Seit dem 1. August ist Sophie Hege die neue Geschäftsleiterin der Schweizerischen Mennonitischen Mission. Sie arbeitet mit Cédric Geiser und Rodolphe Gerber zusammen, die kürzlich als Co-Präsidenten des Missions- und Hilfswerks der Schweizer Mennoniten gewählt wurden. Ein neues Team bedeutet auch neue Perspektiven.
Es hat sich abgezeichnet, nun ist es soweit: 2024 wird sich bei der Schweizerischen Mennonitischen Mission (SMM) einiges tun. Seit dem 1. August steht ein neues Gesicht an der Spitze des Missions- und Hilfswerks der Schweizer Mennoniten. Sophie Hege hat die Leitung der Organisation von Max Wiedmer und Heike Geist übernommen, die sich nach dreizehn Jahren neuen Herausforderungen zugewandt haben.

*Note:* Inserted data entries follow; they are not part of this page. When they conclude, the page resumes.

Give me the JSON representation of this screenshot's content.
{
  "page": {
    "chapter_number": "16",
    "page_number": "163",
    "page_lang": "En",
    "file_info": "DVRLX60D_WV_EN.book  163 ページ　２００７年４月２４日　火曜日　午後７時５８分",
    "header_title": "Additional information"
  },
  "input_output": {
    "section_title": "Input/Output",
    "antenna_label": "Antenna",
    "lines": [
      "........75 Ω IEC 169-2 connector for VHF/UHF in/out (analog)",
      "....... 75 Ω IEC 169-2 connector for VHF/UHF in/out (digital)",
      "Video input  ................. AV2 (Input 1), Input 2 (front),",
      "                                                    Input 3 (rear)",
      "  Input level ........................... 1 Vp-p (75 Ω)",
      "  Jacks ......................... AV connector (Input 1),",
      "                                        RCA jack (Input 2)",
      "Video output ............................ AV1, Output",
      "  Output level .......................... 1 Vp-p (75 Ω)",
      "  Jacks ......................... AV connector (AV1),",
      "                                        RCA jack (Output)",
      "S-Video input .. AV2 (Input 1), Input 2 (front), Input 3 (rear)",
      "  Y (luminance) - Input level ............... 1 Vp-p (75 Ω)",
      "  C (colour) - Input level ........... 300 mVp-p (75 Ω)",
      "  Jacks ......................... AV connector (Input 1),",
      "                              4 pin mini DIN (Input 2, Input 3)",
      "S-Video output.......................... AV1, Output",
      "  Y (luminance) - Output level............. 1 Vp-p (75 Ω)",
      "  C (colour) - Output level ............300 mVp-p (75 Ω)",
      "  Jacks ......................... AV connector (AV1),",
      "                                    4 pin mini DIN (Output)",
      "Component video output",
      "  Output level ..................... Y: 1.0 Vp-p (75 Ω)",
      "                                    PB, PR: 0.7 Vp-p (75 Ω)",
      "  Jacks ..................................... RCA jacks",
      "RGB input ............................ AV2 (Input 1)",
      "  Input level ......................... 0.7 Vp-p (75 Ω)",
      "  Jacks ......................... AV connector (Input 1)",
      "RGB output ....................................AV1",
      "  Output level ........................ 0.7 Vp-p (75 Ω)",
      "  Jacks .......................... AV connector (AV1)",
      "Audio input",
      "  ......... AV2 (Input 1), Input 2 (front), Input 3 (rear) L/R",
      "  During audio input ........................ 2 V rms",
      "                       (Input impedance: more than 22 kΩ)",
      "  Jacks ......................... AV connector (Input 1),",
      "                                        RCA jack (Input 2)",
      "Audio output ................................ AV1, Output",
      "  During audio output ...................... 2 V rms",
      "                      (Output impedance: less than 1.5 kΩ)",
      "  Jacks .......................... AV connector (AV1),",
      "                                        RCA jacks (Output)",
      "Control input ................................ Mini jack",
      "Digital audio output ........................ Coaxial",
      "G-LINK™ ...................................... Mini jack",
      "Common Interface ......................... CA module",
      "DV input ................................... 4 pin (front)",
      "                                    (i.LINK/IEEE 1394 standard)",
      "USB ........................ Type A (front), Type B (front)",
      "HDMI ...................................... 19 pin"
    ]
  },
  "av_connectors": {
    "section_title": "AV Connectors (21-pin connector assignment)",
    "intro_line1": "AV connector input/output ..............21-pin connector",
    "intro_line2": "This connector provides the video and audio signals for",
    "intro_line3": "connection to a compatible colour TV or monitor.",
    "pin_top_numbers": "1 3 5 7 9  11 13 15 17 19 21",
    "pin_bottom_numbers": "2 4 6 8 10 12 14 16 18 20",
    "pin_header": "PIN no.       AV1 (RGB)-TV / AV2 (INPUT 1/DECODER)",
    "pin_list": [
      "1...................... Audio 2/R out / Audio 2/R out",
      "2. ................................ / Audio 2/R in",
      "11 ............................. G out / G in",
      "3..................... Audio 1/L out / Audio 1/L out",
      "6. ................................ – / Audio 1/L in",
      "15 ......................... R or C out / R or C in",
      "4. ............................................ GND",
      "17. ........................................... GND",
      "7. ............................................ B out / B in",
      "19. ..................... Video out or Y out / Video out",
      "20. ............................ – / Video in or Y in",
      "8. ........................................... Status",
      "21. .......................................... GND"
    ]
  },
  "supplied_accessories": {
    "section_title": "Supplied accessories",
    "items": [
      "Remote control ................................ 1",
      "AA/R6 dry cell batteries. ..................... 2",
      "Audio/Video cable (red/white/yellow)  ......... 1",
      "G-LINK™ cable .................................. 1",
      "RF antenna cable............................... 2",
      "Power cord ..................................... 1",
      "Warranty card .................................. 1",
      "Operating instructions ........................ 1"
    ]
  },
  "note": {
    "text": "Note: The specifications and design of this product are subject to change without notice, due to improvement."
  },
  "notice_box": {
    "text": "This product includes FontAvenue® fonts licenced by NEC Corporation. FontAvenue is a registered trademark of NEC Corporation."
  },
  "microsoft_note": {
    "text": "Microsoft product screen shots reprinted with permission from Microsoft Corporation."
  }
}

Auch im Vorstand hat es Veränderungen gegeben: Seit März bilden Cédric Geiser und Rodolphe Gerber das Co-Präsidium der SMM.
In einem Interview mit menno.ch im Sommer 2023 wiesen Max Wiedmer und Heike Geist unter anderem darauf hin, dass neue Formen von Auslandeinsätzen im Bereich der Entwicklungszusammenarbeit nötig seien. Zudem machten sie auf den Bedarf an Missionsprojekten in der Schweiz aufmerksam und sprachen über die Rolle, welche die SMM für jene Schweizer Mennonitengemeinden spielen könnte, die mit sinkenden Mitgliederzahlen konfrontiert sind. Sind sich die neuen Verantwortlichen der SMM mit ihren Vorgängern einig, was die langfristige Vision und die Ziele der Organisation angeht?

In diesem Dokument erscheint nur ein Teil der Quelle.